Cela explique, en un sens, pourquoi les habitudes sont si importantes : elles permettent de modifier progressivement ces valeurs d’équilibre, et donc de changer. Car des changements trop importants, survenant d’un seul coup, seront considérés comme anormaux et ramenés à la valeur initiale.
À l’échelle d’un individu, comprendre ces mécanismes et croire que l’on peut changer grâce à de nouvelles habitudes est crucial.
Bien sûr, des cas particuliers existent, parfois si extrêmes qu’ils modifient profondément le système en jeu.
Les changements climatiques font partie de ces situations extrêmes.

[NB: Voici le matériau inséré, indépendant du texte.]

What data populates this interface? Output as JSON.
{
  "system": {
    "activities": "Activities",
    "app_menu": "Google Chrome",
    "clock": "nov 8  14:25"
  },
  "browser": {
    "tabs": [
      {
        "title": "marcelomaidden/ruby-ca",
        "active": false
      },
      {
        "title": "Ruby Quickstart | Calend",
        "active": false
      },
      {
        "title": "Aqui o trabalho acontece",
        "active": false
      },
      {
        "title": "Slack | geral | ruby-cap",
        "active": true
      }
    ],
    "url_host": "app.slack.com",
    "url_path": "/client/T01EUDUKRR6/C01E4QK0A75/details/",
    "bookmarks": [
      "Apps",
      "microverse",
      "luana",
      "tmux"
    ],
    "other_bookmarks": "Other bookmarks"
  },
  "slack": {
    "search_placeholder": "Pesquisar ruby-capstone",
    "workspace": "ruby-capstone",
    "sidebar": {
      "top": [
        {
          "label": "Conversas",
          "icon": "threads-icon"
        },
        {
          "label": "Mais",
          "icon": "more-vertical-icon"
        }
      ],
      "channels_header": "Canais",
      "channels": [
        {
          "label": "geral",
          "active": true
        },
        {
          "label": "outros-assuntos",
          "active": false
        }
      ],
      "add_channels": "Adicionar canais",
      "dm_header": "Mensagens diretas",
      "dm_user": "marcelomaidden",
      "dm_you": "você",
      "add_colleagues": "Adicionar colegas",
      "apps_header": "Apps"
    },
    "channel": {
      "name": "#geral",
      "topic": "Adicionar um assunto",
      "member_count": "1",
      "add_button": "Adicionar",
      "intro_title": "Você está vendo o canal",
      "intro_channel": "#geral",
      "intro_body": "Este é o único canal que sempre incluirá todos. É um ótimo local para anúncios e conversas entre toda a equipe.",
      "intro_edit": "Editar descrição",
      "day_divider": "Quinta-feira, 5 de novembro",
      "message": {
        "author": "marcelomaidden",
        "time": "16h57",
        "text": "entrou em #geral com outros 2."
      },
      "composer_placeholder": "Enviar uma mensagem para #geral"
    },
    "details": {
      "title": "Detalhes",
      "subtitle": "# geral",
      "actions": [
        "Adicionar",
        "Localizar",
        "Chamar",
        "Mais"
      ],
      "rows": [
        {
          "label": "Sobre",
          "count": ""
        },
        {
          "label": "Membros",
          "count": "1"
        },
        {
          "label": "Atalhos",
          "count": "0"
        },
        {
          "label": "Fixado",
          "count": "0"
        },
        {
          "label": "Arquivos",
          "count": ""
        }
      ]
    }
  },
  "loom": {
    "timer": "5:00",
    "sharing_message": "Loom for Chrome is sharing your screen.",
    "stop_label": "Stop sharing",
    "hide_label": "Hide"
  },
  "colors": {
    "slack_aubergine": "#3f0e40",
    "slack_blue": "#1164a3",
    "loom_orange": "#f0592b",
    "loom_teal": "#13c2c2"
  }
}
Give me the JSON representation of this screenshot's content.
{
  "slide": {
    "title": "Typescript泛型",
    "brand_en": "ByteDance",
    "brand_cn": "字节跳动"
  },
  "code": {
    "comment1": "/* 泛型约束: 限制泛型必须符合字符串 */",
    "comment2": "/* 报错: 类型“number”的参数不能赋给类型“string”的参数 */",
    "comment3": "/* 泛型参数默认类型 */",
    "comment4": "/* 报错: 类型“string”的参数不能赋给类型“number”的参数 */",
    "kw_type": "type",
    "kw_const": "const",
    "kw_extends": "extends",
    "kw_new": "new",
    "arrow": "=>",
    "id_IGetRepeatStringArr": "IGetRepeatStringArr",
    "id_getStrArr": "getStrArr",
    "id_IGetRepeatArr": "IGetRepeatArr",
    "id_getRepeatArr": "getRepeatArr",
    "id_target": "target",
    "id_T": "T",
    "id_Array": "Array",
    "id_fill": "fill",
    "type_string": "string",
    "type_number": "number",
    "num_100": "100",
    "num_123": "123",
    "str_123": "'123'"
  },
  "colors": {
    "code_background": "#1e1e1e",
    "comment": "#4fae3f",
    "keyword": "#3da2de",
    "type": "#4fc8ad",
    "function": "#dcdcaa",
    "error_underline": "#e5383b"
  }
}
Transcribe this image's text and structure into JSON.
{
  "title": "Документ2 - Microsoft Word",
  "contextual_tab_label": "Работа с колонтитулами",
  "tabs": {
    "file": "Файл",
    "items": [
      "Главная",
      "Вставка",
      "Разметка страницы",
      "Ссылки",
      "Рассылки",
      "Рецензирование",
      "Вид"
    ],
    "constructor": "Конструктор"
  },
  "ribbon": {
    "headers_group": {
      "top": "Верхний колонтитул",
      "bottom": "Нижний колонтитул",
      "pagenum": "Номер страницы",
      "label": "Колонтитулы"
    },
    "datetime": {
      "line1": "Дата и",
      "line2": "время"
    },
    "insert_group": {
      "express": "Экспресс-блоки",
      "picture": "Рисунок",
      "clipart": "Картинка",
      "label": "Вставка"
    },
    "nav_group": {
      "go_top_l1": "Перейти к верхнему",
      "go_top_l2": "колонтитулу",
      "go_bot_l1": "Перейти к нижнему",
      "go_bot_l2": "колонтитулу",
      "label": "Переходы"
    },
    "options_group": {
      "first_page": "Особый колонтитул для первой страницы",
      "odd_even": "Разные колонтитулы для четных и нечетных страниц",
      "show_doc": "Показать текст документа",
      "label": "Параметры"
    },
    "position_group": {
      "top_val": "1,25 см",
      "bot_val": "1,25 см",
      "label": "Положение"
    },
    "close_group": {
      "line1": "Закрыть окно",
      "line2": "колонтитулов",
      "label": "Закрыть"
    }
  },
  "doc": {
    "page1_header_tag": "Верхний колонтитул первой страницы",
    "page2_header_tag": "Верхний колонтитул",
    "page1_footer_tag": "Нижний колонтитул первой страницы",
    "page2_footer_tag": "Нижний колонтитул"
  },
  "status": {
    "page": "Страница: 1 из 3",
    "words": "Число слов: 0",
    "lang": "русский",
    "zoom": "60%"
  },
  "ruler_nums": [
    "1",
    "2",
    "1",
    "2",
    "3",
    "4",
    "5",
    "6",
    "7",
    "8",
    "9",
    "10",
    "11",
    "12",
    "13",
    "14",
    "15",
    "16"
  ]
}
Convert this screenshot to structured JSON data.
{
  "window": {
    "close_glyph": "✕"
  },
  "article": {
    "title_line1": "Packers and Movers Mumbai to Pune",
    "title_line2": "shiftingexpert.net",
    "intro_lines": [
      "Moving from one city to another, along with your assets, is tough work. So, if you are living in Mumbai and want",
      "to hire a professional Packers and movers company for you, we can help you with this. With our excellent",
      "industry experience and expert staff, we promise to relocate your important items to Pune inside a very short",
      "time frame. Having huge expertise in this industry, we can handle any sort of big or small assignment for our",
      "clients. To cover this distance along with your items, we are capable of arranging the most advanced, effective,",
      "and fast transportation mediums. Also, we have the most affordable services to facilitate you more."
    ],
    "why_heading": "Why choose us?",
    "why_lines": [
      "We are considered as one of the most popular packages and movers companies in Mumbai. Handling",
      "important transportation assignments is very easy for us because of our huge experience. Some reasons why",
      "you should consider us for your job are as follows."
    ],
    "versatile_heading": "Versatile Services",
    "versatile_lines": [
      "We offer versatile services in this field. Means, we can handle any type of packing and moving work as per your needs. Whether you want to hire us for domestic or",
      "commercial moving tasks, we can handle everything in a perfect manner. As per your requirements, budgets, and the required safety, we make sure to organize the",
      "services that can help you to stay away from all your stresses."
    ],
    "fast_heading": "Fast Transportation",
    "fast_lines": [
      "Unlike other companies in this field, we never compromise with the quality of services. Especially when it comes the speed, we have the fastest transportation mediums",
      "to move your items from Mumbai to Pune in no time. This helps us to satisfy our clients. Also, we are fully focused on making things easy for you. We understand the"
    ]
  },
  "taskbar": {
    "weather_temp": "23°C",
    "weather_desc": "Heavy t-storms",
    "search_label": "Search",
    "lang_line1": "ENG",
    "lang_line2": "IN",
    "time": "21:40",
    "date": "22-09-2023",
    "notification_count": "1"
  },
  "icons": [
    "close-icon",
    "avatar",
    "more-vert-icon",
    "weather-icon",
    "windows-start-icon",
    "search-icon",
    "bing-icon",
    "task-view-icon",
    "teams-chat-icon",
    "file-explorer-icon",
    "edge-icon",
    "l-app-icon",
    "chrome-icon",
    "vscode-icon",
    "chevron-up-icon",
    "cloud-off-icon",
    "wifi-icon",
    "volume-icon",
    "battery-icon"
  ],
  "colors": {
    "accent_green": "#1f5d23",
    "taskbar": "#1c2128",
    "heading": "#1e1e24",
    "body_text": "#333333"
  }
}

L’échelle de grandeur étant celle de la planète entière, les échelles de temps sont bien plus vastes, et il devient alors difficile d’en ressentir les effets en tant que simple individu.
Cela est aussi dû à l’homéostasie du système planétaire, qui tente de compenser le réchauffement avec les moyens du bord, notamment par le réchauffement des océans dans un premier temps.
Ces océans, représentant la majorité de la surface du globe, confèrent au système une inertie qui rend le réchauffement presque invisible…
Et pourtant, les dégâts sont déjà là, et la valeur d’équilibre atteinte dépendra de nos actes.
Car ce sont aussi nos actions qui ont provoqué ce changement d’état…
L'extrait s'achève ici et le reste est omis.